Cleavage of the severe respiratory syndrome coronavirus‐2 (SARS‐CoV‐2) spike protein has been demonstrated to contribute to viral‐cell fusion and syncytia formation. Studies have shown that variants ...of concern (VOC) and variants of interest (VOI) show differing membrane fusion capacity. Mutations near cleavage motifs, such as the S1/S2 and S2' sites, may alter interactions with host proteases and, thus, the potential for fusion. The biochemical basis for the differences in interactions with host proteases for the VOC/VOI spike proteins has not yet been explored.

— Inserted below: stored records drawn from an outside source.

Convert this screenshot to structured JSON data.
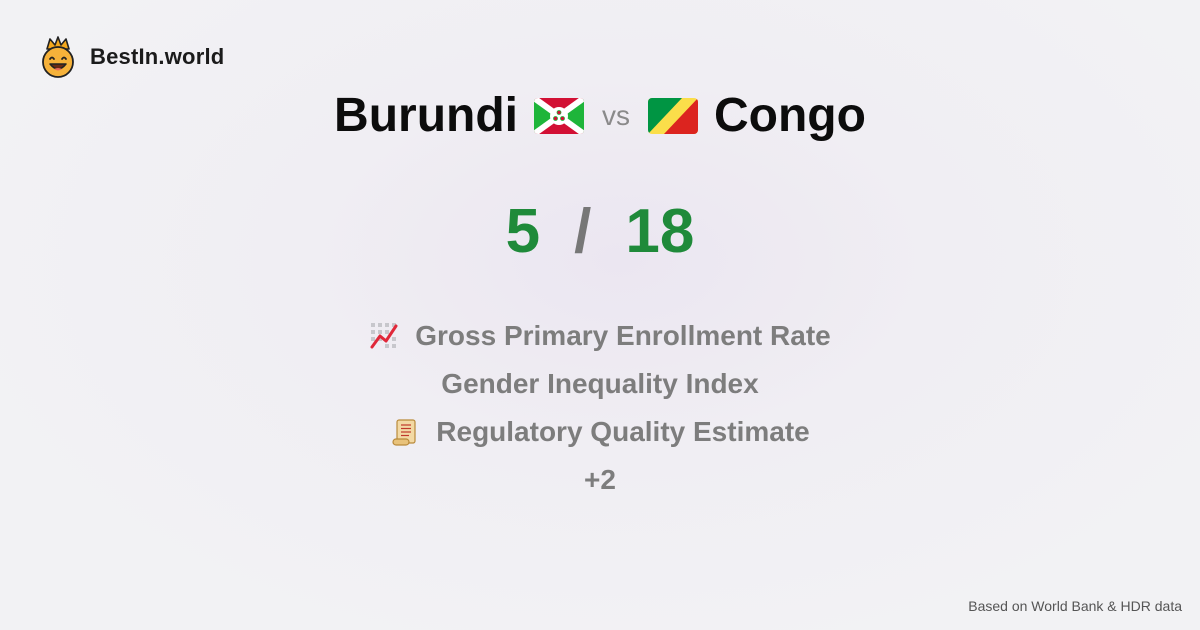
{
  "brand": {
    "name": "BestIn.world",
    "logo_icon": "crown-smiley-icon"
  },
  "comparison": {
    "left": {
      "name": "Burundi",
      "flag_icon": "burundi-flag-icon"
    },
    "vs_label": "vs",
    "right": {
      "name": "Congo",
      "flag_icon": "congo-flag-icon"
    }
  },
  "scores": {
    "left": "5",
    "separator": "/",
    "right": "18"
  },
  "metrics": [
    {
      "label": "Gross Primary Enrollment Rate",
      "icon": "chart-increasing-icon"
    },
    {
      "label": "Gender Inequality Index",
      "icon": ""
    },
    {
      "label": "Regulatory Quality Estimate",
      "icon": "scroll-icon"
    },
    {
      "label": "+2",
      "icon": ""
    }
  ],
  "footer": {
    "source": "Based on World Bank & HDR data"
  },
  "colors": {
    "score": "#1f8a3a",
    "muted": "#7d7d7d",
    "title": "#0c0c0c"
  }
}
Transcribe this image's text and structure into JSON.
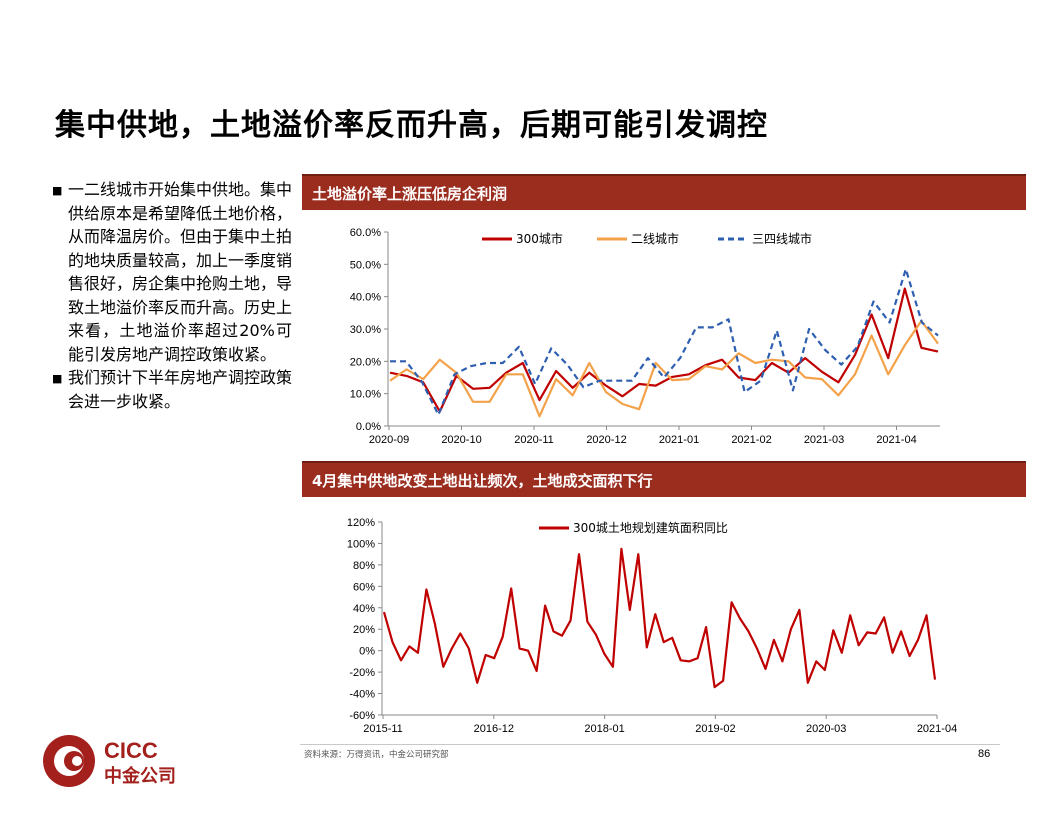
{
  "page": {
    "title": "集中供地，土地溢价率反而升高，后期可能引发调控",
    "bullets": [
      "一二线城市开始集中供地。集中供给原本是希望降低土地价格，从而降温房价。但由于集中土拍的地块质量较高，加上一季度销售很好，房企集中抢购土地，导致土地溢价率反而升高。历史上来看，土地溢价率超过20%可能引发房地产调控政策收紧。",
      "我们预计下半年房地产调控政策会进一步收紧。"
    ],
    "source": "资料来源：万得资讯，中金公司研究部",
    "page_number": "86",
    "logo_text": "CICC",
    "logo_cn": "中金公司"
  },
  "chart_data": [
    {
      "type": "line",
      "panel_title": "土地溢价率上涨压低房企利润",
      "ylim": [
        0,
        60
      ],
      "yticks": [
        "0.0%",
        "10.0%",
        "20.0%",
        "30.0%",
        "40.0%",
        "50.0%",
        "60.0%"
      ],
      "xtick_labels": [
        "2020-09",
        "2020-10",
        "2020-11",
        "2020-12",
        "2021-01",
        "2021-02",
        "2021-03",
        "2021-04"
      ],
      "series": [
        {
          "name": "300城市",
          "color": "#c00000",
          "dash": "none",
          "values": [
            16.5,
            15.5,
            13.5,
            4.5,
            15.5,
            11.5,
            11.8,
            16.5,
            19.5,
            8,
            17,
            11.8,
            16.5,
            12.5,
            9.2,
            13,
            12.5,
            15.2,
            16,
            18.8,
            20.5,
            15,
            14.2,
            19.5,
            16.5,
            21,
            16.8,
            13.5,
            22,
            34.5,
            21,
            42.5,
            24.2,
            23
          ]
        },
        {
          "name": "二线城市",
          "color": "#f4a24a",
          "dash": "none",
          "values": [
            14,
            17.5,
            14.5,
            20.5,
            16.5,
            7.5,
            7.5,
            16,
            16,
            3,
            14.5,
            9.5,
            19.5,
            10.5,
            6.8,
            5.2,
            19.5,
            14.2,
            14.5,
            18.5,
            17.5,
            22.5,
            19.5,
            20.5,
            20,
            15,
            14.5,
            9.5,
            16,
            28,
            16,
            25,
            32.5,
            25.5
          ]
        },
        {
          "name": "三四线城市",
          "color": "#2e5fb0",
          "dash": "6,4",
          "values": [
            20,
            20,
            13.5,
            3.5,
            16,
            18.5,
            19.5,
            19.5,
            24.5,
            13,
            24,
            19,
            12,
            14,
            14,
            14,
            21,
            15,
            21,
            30.5,
            30.5,
            33,
            10.5,
            14,
            29.5,
            11,
            30,
            23.5,
            19,
            24.5,
            38.5,
            32,
            48.5,
            32,
            28
          ]
        }
      ]
    },
    {
      "type": "line",
      "panel_title": "4月集中供地改变土地出让频次，土地成交面积下行",
      "ylim": [
        -60,
        120
      ],
      "yticks": [
        "-60%",
        "-40%",
        "-20%",
        "0%",
        "20%",
        "40%",
        "60%",
        "80%",
        "100%",
        "120%"
      ],
      "xtick_labels": [
        "2015-11",
        "2016-12",
        "2018-01",
        "2019-02",
        "2020-03",
        "2021-04"
      ],
      "series": [
        {
          "name": "300城土地规划建筑面积同比",
          "color": "#c00000",
          "dash": "none",
          "values": [
            36,
            8,
            -9,
            4,
            -2,
            57,
            25,
            -15,
            2,
            16,
            2,
            -30,
            -4,
            -7,
            13,
            58,
            2,
            0,
            -19,
            42,
            18,
            14,
            28,
            90,
            27,
            15,
            -3,
            -15,
            95,
            38,
            90,
            3,
            34,
            8,
            12,
            -9,
            -10,
            -7,
            22,
            -34,
            -28,
            45,
            30,
            18,
            2,
            -17,
            10,
            -10,
            20,
            38,
            -30,
            -10,
            -18,
            19,
            -2,
            33,
            5,
            17,
            16,
            31,
            -2,
            18,
            -5,
            10,
            33,
            -27
          ]
        }
      ]
    }
  ]
}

Using sequence and structure‐based bioinformatics, mutations near the VOC/VOI spike protein cleavage sites were inspected for their structural effects. All mutations found at the S1/S2 sites were predicted to increase affinity to the furin protease but not TMPRSS2. Mutations at the spike residue P681 in several strains, such P681R in the Delta strain, resulted in the disruption of a proline‐directed kinase phosphorylation motif at the S1/S2 site, which may lessen the impact of phosphorylation for these variants. However, the unique N679K mutation in the Omicron strain was found to increase the propensity for O‐linked glycosylation at the S1/S2 cleavage site, which may prevent recognition by proteases. Such glycosylation in the Omicron strain may hinder entry at the cell surface and, thus, decrease syncytia formation and induce cell entry through the endocytic pathway as has been shown in previous studies. Further experimental work is needed to confirm the effect of mutations and posttranslational modifications on SARS‐CoV‐2 spike protein cleavage sites.